Emergency Preparedness Coordinator Vicky Ryan tells KBND News, "We've never done anything like that, so it was a learning experience for the public and for us. It was designed to give our staff a higher comfort level in the process, in general, in the event that something will happen in the future; and then also to help to start to educate the public so that they will have a higher comfort level, to know what to do if something happens."

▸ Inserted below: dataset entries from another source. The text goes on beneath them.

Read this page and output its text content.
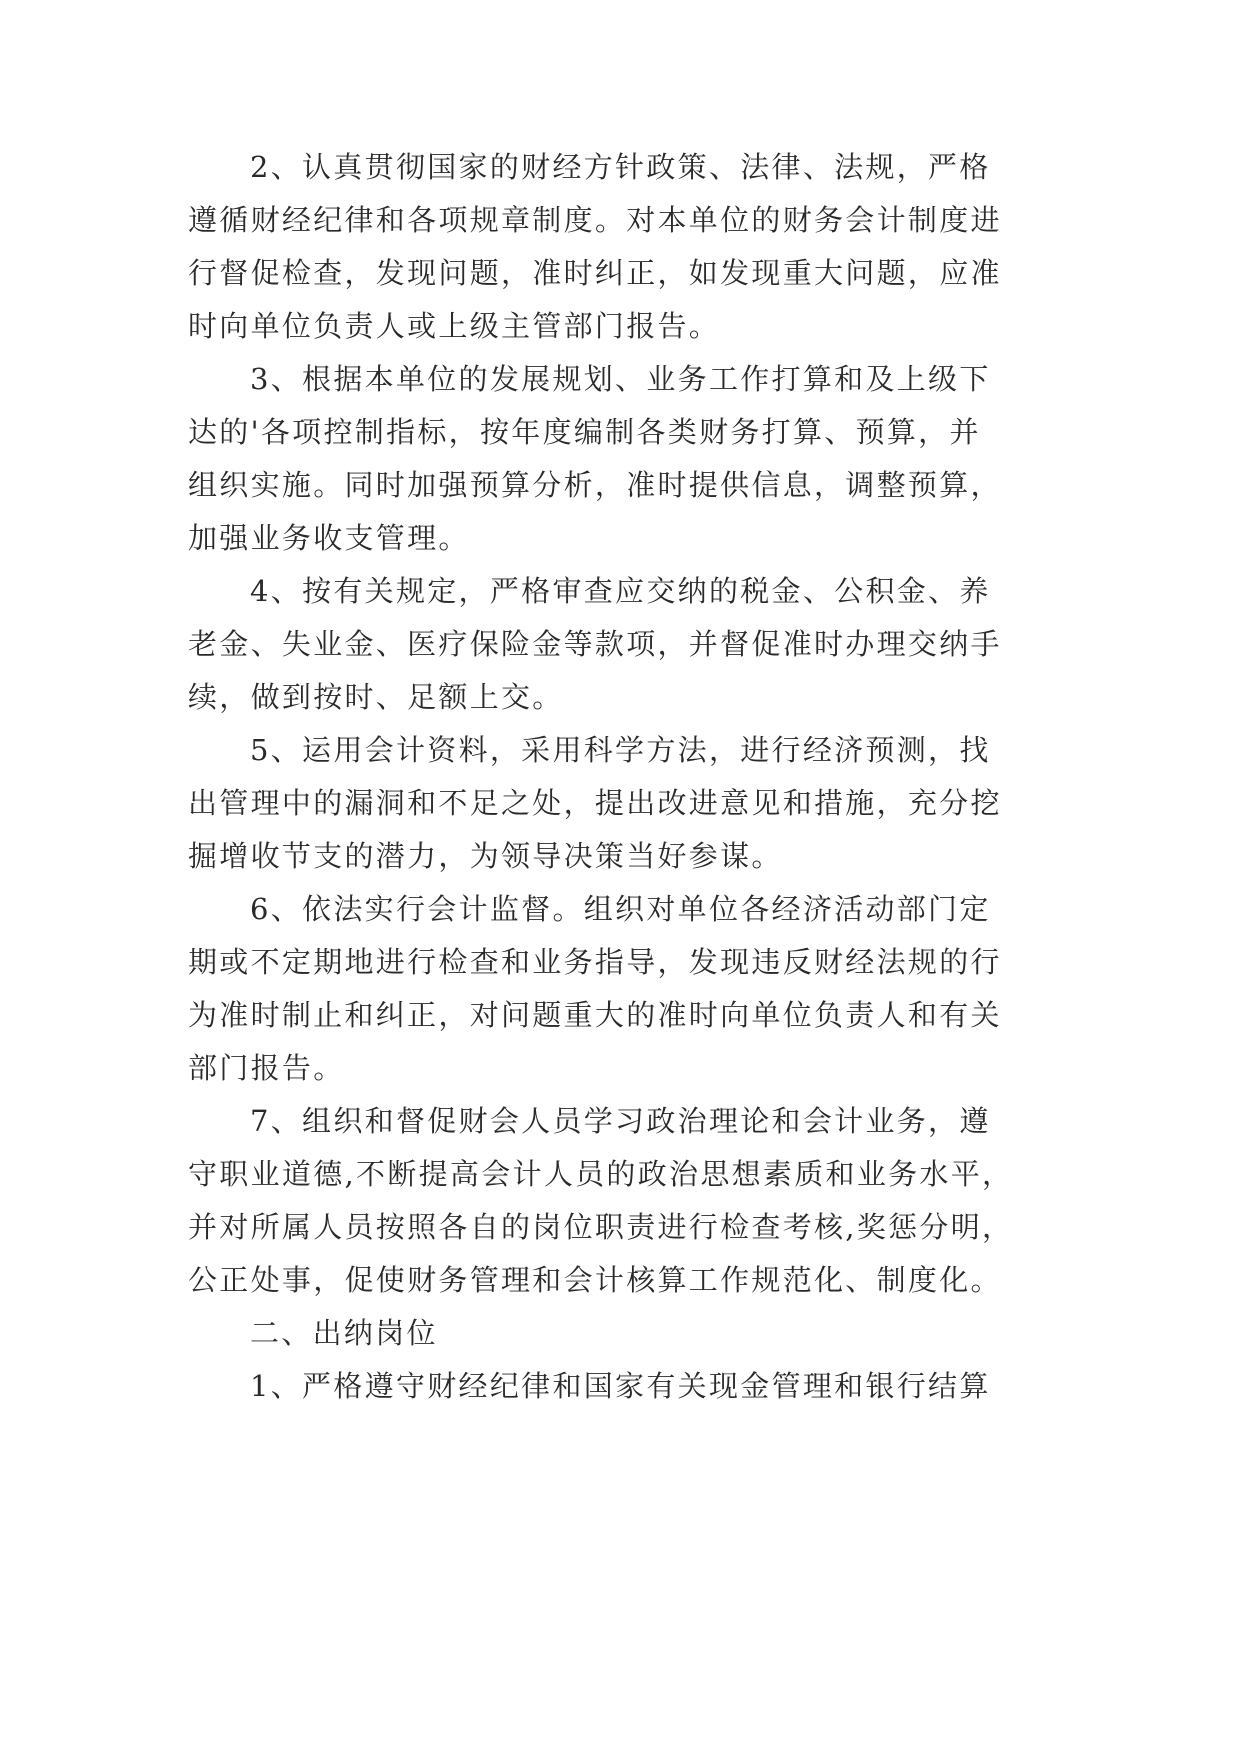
2、认真贯彻国家的财经方针政策、法律、法规，严格

遵循财经纪律和各项规章制度。对本单位的财务会计制度进

行督促检查，发现问题，准时纠正，如发现重大问题，应准

时向单位负责人或上级主管部门报告。

3、根据本单位的发展规划、业务工作打算和及上级下

达的'各项控制指标，按年度编制各类财务打算、预算，并

组织实施。同时加强预算分析，准时提供信息，调整预算，

加强业务收支管理。

4、按有关规定，严格审查应交纳的税金、公积金、养

老金、失业金、医疗保险金等款项，并督促准时办理交纳手

续，做到按时、足额上交。

5、运用会计资料，采用科学方法，进行经济预测，找

出管理中的漏洞和不足之处，提出改进意见和措施，充分挖

掘增收节支的潜力，为领导决策当好参谋。

6、依法实行会计监督。组织对单位各经济活动部门定

期或不定期地进行检查和业务指导，发现违反财经法规的行

为准时制止和纠正，对问题重大的准时向单位负责人和有关

部门报告。

7、组织和督促财会人员学习政治理论和会计业务，遵

守职业道德,不断提高会计人员的政治思想素质和业务水平，

并对所属人员按照各自的岗位职责进行检查考核,奖惩分明，

公正处事，促使财务管理和会计核算工作规范化、制度化。

二、出纳岗位

1、严格遵守财经纪律和国家有关现金管理和银行结算
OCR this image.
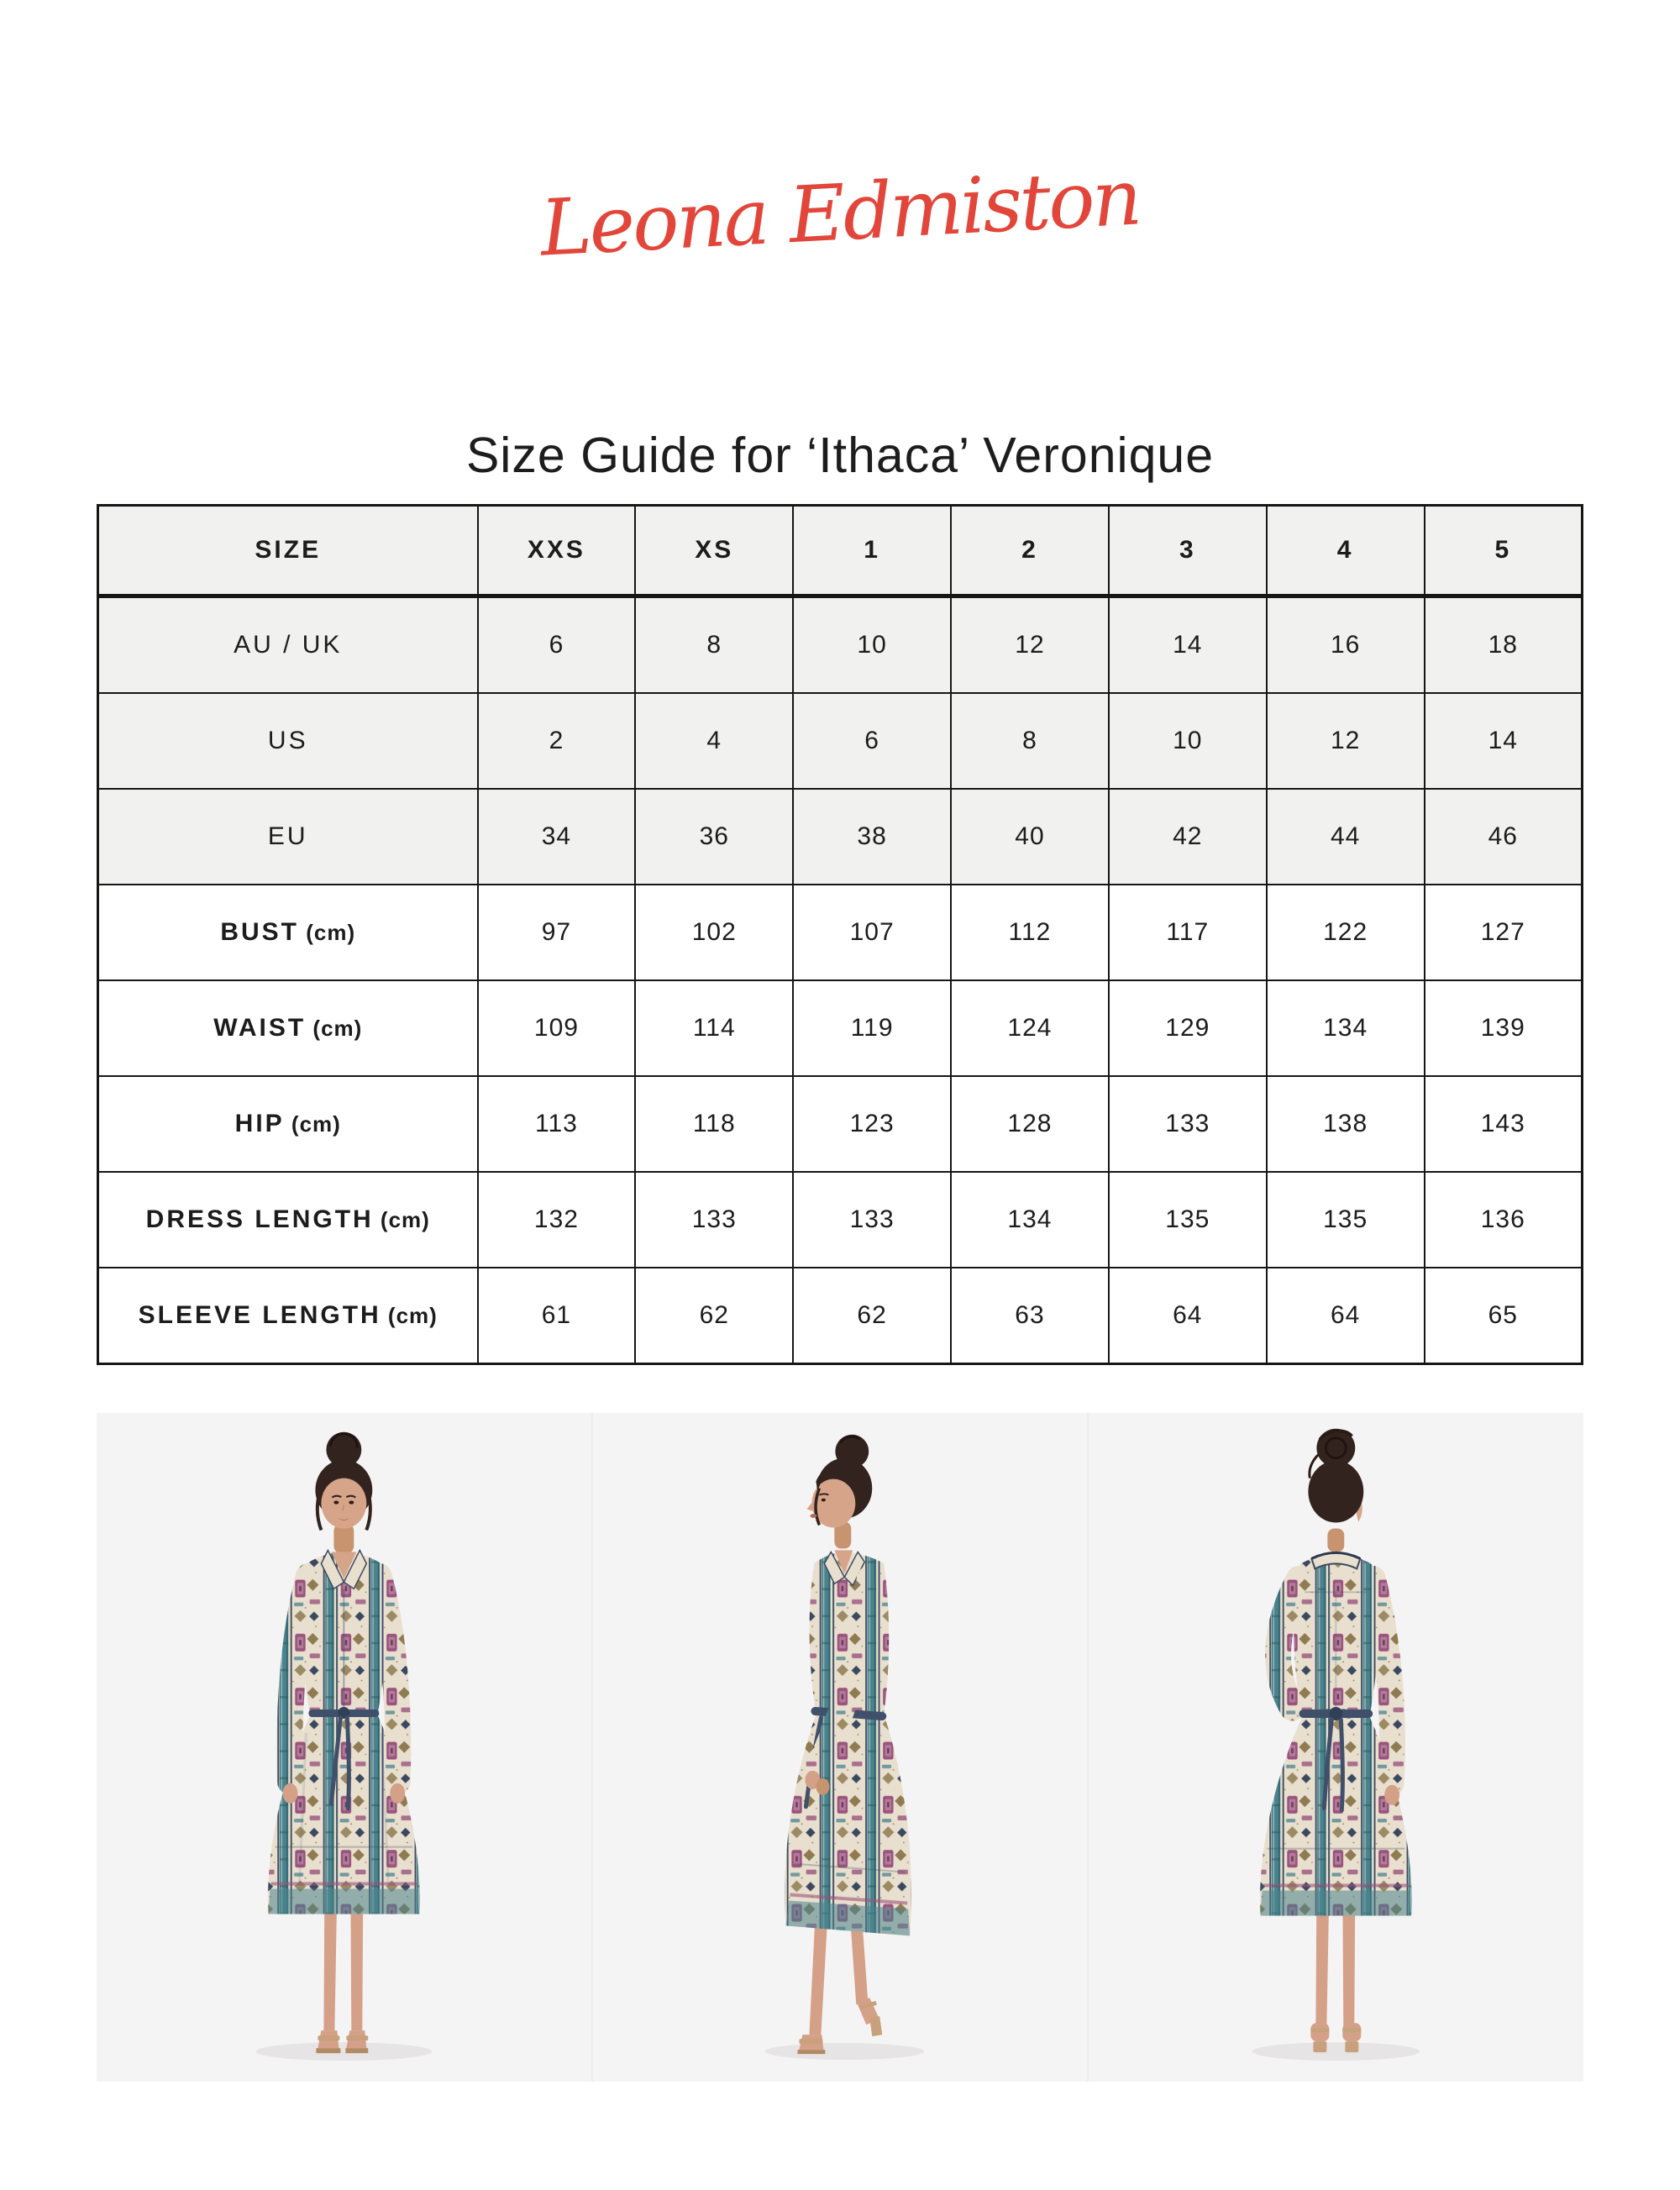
Leona Edmiston
Size Guide for ‘Ithaca’ Veronique
SIZE	XXS	XS	1	2	3	4	5
AU / UK	6	8	10	12	14	16	18
US	2	4	6	8	10	12	14
EU	34	36	38	40	42	44	46
BUST (cm)	97	102	107	112	117	122	127
WAIST (cm)	109	114	119	124	129	134	139
HIP (cm)	113	118	123	128	133	138	143
DRESS LENGTH (cm)	132	133	133	134	135	135	136
SLEEVE LENGTH (cm)	61	62	62	63	64	64	65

Participants went to the Crook County Fairgrounds to be 'treated' as part of the simulation. "We had a total of 253 people show up that we immunized - fake immunized. We set the exercise up where they'd come, drive through, up to a medical station, we would give them their medication and then have them fill out a brief survey." Ryan was disappointed by the low turnout, but thought it went well for the county's first major training. She says the county did quite a bit of advanced notification, in an effort to increase the response, "We tried a multitude of different communication methods; Facebook, social media, was the highest percent of people [who] received our information through that."
Overall, Ryan is pleased with the outcome, "It's doable, and we can set up a process quickly and manage it in a way that it's effective, and we can reach out and help to support the entire community." She says residents can expect more of these in the future as coordinators hone their response. The county also plans to pursue grant funding to purchase additional supplies like radios and emergency response equipment for the next simulation.